Walker-Barnes explains how the justification and maintenance of a slave economy required the construction and defense of an elaborate white supremacist system, one in which truly everything—laws, religious beliefs and practices, educational systems—had to be carefully organized to maintain a brutal and utterly unnatural society. This heinous reality required the meticulous cultivation of the white psyche: white people needed to find a way to accept the brutality they had fomented, facilitated, participated in, and were surrounded by.
This wasn't limited to America's slavery-era, of course. During the civil rights movement, many whites distanced themselves from the image of the “mean racist” they saw on television by abandoning the mention of race altogether. This was especially true with respect to the category of whiteness. Having thoroughly identified whiteness with white supremacy for generations, many whites simply stopped thinking of themselves as white. We crafted an absurd "color-blind" racial ideology which reinforced the notion that noticing, acknowledging, or even talking about race or racism was undesirable.
In other words, to accept what was going on around them, White people have--for generations--had to be formed and enculturated into whiteness.

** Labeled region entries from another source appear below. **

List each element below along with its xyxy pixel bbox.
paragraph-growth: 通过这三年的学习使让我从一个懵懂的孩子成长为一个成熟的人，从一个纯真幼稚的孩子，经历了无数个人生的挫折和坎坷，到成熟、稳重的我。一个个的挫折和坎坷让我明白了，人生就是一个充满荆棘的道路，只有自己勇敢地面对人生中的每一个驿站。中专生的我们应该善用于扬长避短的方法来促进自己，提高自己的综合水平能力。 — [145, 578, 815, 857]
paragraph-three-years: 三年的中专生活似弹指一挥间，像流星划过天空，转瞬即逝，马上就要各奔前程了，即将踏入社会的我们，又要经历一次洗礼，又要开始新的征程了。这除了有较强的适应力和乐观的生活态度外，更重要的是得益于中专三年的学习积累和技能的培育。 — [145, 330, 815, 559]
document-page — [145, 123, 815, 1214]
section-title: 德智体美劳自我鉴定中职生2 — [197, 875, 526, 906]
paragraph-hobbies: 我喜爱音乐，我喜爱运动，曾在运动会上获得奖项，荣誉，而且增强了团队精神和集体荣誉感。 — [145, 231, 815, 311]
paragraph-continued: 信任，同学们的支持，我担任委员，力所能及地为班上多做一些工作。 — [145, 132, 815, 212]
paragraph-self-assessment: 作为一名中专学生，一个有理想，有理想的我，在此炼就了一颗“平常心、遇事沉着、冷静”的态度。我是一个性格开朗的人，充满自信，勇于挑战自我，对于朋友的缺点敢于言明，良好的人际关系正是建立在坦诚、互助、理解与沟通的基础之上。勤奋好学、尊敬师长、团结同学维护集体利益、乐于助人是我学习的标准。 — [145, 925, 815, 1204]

This "great moral injury" reveals itself in so many troubling ways. For me, the most obvious revelations are in my community--white American evangelical Christians. White evangelicals have learned, for some time now, how to separate their personal beliefs from their social and political ethics. Even as white evangelicals repressed their public participation in acts of racial oppression, we never came remotely close to meaningfully confronting our silent complicity. White evangelicals instead buried the cruel history behind our creation of theological and ecclesiastical structures that exacerbated racism throughout this country. White evangelicals eventually came to define our faith in an almost entirely intellectual way: the pursuit of the purest of orthodoxies (correct belief) with little attention to robust orthopraxy (correct conduct). Today, being a white evangelical can be boiled down to "believing in God" and achieving satisfaction with one's "personal relationship" with him. There is little space for and few habits dedicated to continuously confronting and conforming to the demanding nature of Jesus' social ethics.
For me, that is devastating. Taking responsibility for the way in which white culture and white racial identity have been formed and distorted should to be the primary work of white evangelicals like myself, especially those who claim to desire "racial reconciliation" and racial justice. Instead, white evangelicals have responded to the horrors of slavery, racism, and white supremacy by ignoring the involvement of our church and its leaders, demonizing and distancing ourselves from our "mean racists" ancestors, and resisting the label of "white" altogether.
This reflection may or may not "define" whiteness, but it is the foundation for it in my life.
This reflection may or may not "define" whiteness, but it is the foundation for it in my life.